Enterprise data landscapes evolved to include big data storage systems, and massively scalable distributed data processing systems, in addition to the traditional enterprise systems managed by IT organizations such as enterprise applications, transactional systems, data warehouses, and Business Intelligence platforms. These big data systems offer new opportunities to collect and analyze vast amount of real-time data representing events generated by business activity over the Internet, or signal data generated by automated data sources (Internet of Things), and derive real-time analytics using machine learning and data mining techniques. The resulting new “Enterprise Big Data landscape” however yields an increased complexity including diverse technology stacks, a data processing spread within and between stacks, huge data volume and movement, a functional overlap of data processing capabilities, and diverse technical requirements to meet the needs of data scientists, data analysts, and application developers, all having very different skills. A siloed approach separating traditional enterprise data management from big data management is not desirable because a lot of the business value is acknowledged to come from the integration of both types of data, and the proper management of the entire data processing chain. Finally, IT organizations expect an enterprise-level of service for their big data including end to end security, landscape administration, and software lifecycle management. In this talk, I will give a brief overview of the recent comprehensive SAP Data Hub platform that unifies the management of both enterprise data and big data and its main features. I will then focus on two key functionalities which are the governance at scale of an enterprise big data landscape through a unified view, and the development of a powerful and productive environment for the creation of analytics by the masses, that is, the largest number of business users, data analysts and data scientists. I will review some of the research challenges that need to be resolved in this area and outline some directions currently taken by SAP.

Speaker

Eric Simon is currently Chief Scientist in SAP’s Big Data organization. He was previously a chief architect in the Enterprise Information Management division, and development lead of advanced metadata management and semantic search facilities within SAP HANA platform. Prior to SAP, he led the development of Data Federator, a software component that enabled “multi-source universes” within Business Objects’s flagship product BOE Enterprise XI 4.0, a most awaited and acclaimed feature by customers when the product was issued in 2010. Eric joined Business Objects in 2005 with the acquisition of Medience, a start-up he co-founded in 2001 and run as CEO, which specialized in data federation technology with innovative query processing and schema mapping capabilities that fit the needs of BI applications. Prior to that, Eric was a tenure research scientist at INRIA, France. There, he created the project on a mediation system, called Le Select, whose technology was transferred to Medience.

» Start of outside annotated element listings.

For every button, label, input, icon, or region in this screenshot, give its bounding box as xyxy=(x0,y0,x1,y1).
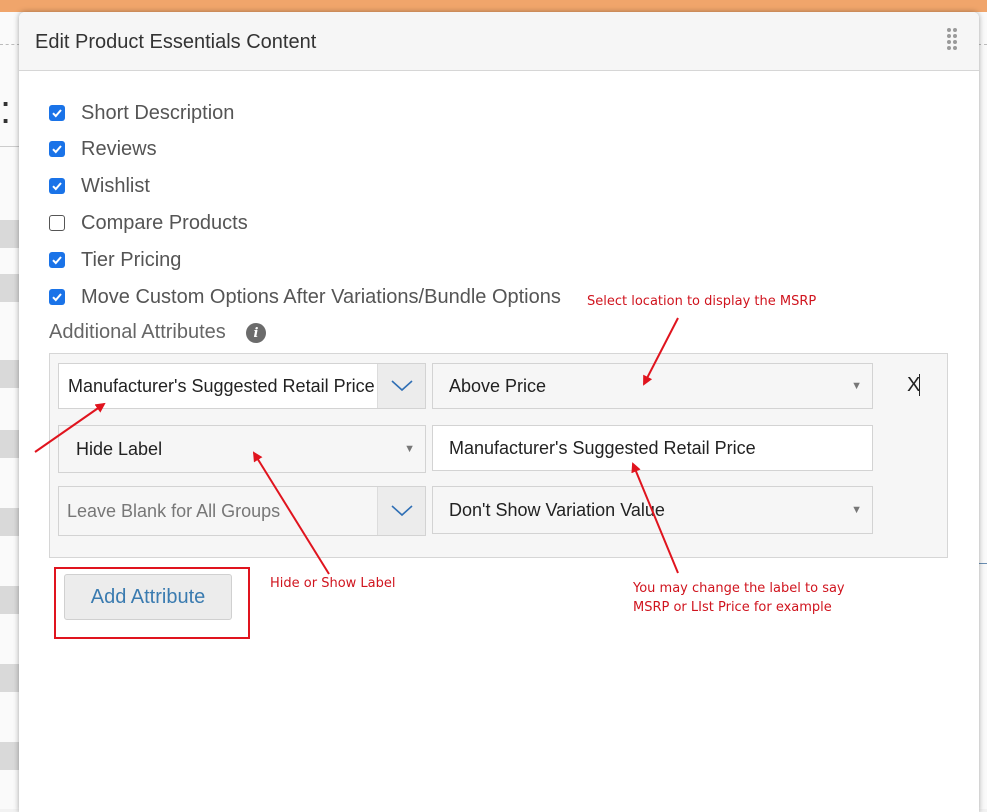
reviews-label: Reviews xyxy=(81,137,157,160)
dropdown-arrow-icon: ▼ xyxy=(404,443,415,455)
tier-pricing-checkbox[interactable] xyxy=(49,252,65,268)
background-stripe xyxy=(0,508,20,536)
reviews-checkbox[interactable] xyxy=(49,141,65,157)
background-top-bar xyxy=(0,0,987,12)
background-stripe xyxy=(0,664,20,692)
label-display-value: Hide Label xyxy=(76,438,163,459)
short-description-label: Short Description xyxy=(81,101,235,124)
background-stripe xyxy=(0,430,20,458)
variation-select-value: Don't Show Variation Value xyxy=(449,499,665,520)
background-divider-right xyxy=(978,44,987,45)
move-custom-options-checkbox[interactable] xyxy=(49,289,65,305)
edit-product-essentials-modal: Edit Product Essentials Content Short De… xyxy=(19,12,979,812)
drag-handle-icon[interactable] xyxy=(947,28,957,50)
option-wishlist[interactable]: Wishlist xyxy=(49,173,150,199)
customer-groups-placeholder: Leave Blank for All Groups xyxy=(67,500,281,521)
position-select-value: Above Price xyxy=(449,375,547,396)
annotation-change-label-line1: You may change the label to say xyxy=(633,581,845,596)
position-select[interactable]: Above Price ▼ xyxy=(432,363,873,409)
background-stripe xyxy=(0,274,20,302)
compare-products-label: Compare Products xyxy=(81,211,248,234)
modal-title: Edit Product Essentials Content xyxy=(35,31,317,53)
wishlist-label: Wishlist xyxy=(81,174,150,197)
attribute-select[interactable]: Manufacturer's Suggested Retail Price xyxy=(58,363,426,409)
annotation-hide-show-label: Hide or Show Label xyxy=(270,576,396,591)
option-reviews[interactable]: Reviews xyxy=(49,136,157,162)
customer-groups-select[interactable]: Leave Blank for All Groups xyxy=(58,486,426,536)
label-text-value: Manufacturer's Suggested Retail Price xyxy=(449,437,756,458)
tier-pricing-label: Tier Pricing xyxy=(81,248,182,271)
dropdown-arrow-icon: ▼ xyxy=(851,380,862,392)
background-stripe xyxy=(0,586,20,614)
additional-attributes-label: Additional Attributes xyxy=(49,321,226,343)
text-cursor xyxy=(919,374,920,396)
info-icon[interactable]: i xyxy=(246,323,266,343)
background-stripe xyxy=(0,742,20,770)
label-display-select[interactable]: Hide Label ▼ xyxy=(58,425,426,473)
attribute-select-value: Manufacturer's Suggested Retail Price xyxy=(68,375,375,396)
background-rule xyxy=(0,146,20,147)
option-compare-products[interactable]: Compare Products xyxy=(49,210,248,236)
modal-header[interactable]: Edit Product Essentials Content xyxy=(19,12,979,71)
annotation-msrp-location: Select location to display the MSRP xyxy=(587,294,817,309)
compare-products-checkbox[interactable] xyxy=(49,215,65,231)
option-move-custom-options[interactable]: Move Custom Options After Variations/Bun… xyxy=(49,284,561,310)
annotation-change-label-line2: MSRP or LIst Price for example xyxy=(633,600,832,615)
option-short-description[interactable]: Short Description xyxy=(49,100,234,126)
move-custom-options-label: Move Custom Options After Variations/Bun… xyxy=(81,285,561,308)
chevron-down-icon[interactable] xyxy=(377,487,425,535)
wishlist-checkbox[interactable] xyxy=(49,178,65,194)
dropdown-arrow-icon: ▼ xyxy=(851,504,862,516)
background-glyph: : xyxy=(0,88,12,132)
add-attribute-button[interactable]: Add Attribute xyxy=(64,574,232,620)
chevron-down-icon[interactable] xyxy=(377,364,425,408)
label-text-input[interactable]: Manufacturer's Suggested Retail Price xyxy=(432,425,873,471)
variation-select[interactable]: Don't Show Variation Value ▼ xyxy=(432,486,873,534)
option-tier-pricing[interactable]: Tier Pricing xyxy=(49,247,181,273)
background-stripe xyxy=(0,220,20,248)
background-divider xyxy=(0,44,20,45)
background-stripe xyxy=(0,360,20,388)
background-rule-blue xyxy=(978,563,987,564)
short-description-checkbox[interactable] xyxy=(49,105,65,121)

Eric published research results in various topics like database integrity and concurrency control, object-oriented programming, deductive databases, query optimization, and data cleaning. He was the recipient for two best paper awards at VLDB and ACM OOPSLA conferences. He is the co-author of several patents at Bell Labs, Medience, Business Objects, and SAP. Eric received a PhD and Habilitation in Computer Science from University of Paris VI in 1986 and 1992 respectively.